May 14, 2021
Understanding what objects are present in a scene and where they are located is a standard task in computer vision. It's widely used for applications ranging from self-driving cars to augmented reality (AR). Training such systems to recognize 3D spaces usually involves capturing a scene using a sensor (often a 3D sensor), and then hand-labeling the spatial extents of objects in the scene, including marking their locations, with a 3D box. Though a popular and powerful way to train AI models, manual labeling is very time-consuming. On average, it takes more than 20 minutes to label and draw boxes in a small indoor 3D scene. Labeling 3D scenes would be much faster and easier without boxes and with collections of scene-level labels, such as a list of objects present in the scene.
In this work, we ask the following question: Can we learn to perform spatial recognition (e.g., detecting and segmenting objects) in 3D data (e.g., point clouds) using only scene-level tags (e.g., a list of objects present in a scene) as supervision during training? Through our proposed method, WyPR, we show that by jointly tackling the two tasks of segmentation and detection, which naturally constrain each other, we are able to learn effective representations for this weakly supervised problem setup. WyPR combines advances in 2D weakly supervised learning with unique properties of 3D point cloud data. It outperforms previous state of the art by 6 percent mIOU on a challenging data set (ScanNet), and establishes new benchmarks and baselines for future work.
WyPR first extracts a point-level feature representation from the input using standard 3D deep learning techniques. To obtain object segmentations, it classifies each point into an object class. Since it does not assume point-level supervision to train this part of the network, WyPR employs multiple-instance learning (MIL) along with self-supervised objectives (such as that predictions should be consistent across augmented views of the input) for training.
Next, to obtain object bounding boxes, it leverages a novel 3D object proposal technique inspired from selective search and referred to as geometric selective search (GSS). Each proposal is classified into one of the object classes using MIL as before, along with similar self-supervised losses. Finally, WyPR enforces consistency across the predictions made by the segmentation and detection subsystems, enforcing, for instance, that all points within a detected bounding box be consistent with the box-level prediction. The following figure illustrates the overall process.
As the following semantic segmentation results show, WyPR is able to detect and segment objects in the scene fairly well without ever having seen a scene labeled at a point level! Additionally, WyPR formalizes the weakly supervised 3D detection problem setup, including setting up baselines and benchmarks, which we believe would spur future research in this area.

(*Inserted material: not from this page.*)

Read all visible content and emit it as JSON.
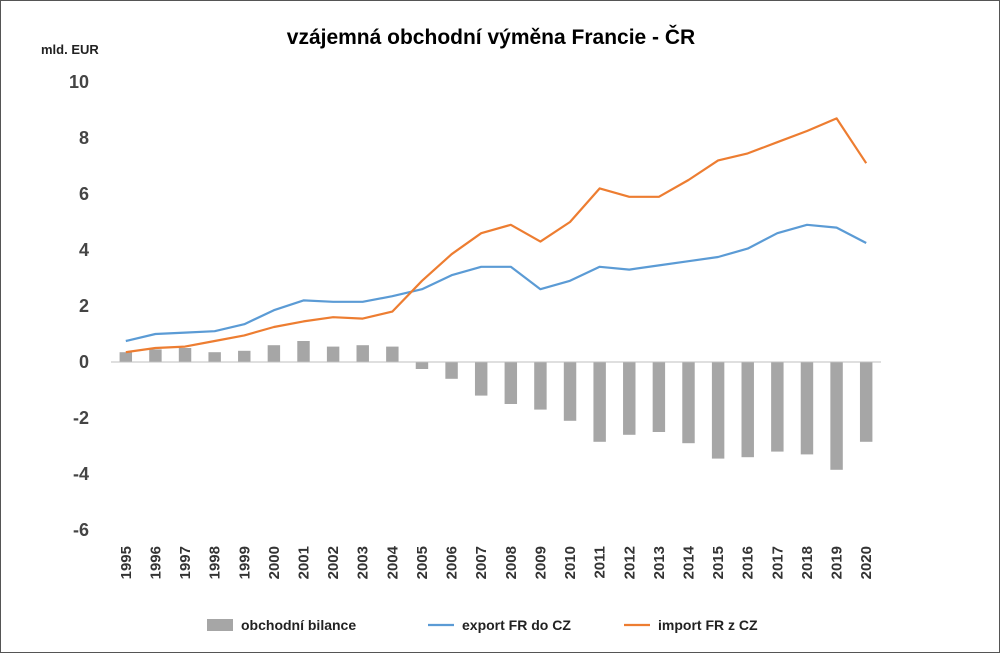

Spatial 3D scene understanding is important for various downstream tasks, such as when a robot needs to help an elderly person fetch items from another room or when projecting colleagues sitting around someone’s dining table via an AR device. WyPR gives models spatial 3D understanding capability without the need for labeled training scenes at a point level, which is an extremely time-consuming process. By lowering the training data barrier and enabling finer-grained understanding over larger numbers of classes, WyPR could help make spatial 3D scene understanding a lot more accessible, thus bringing previously imagined experiences closer to reality.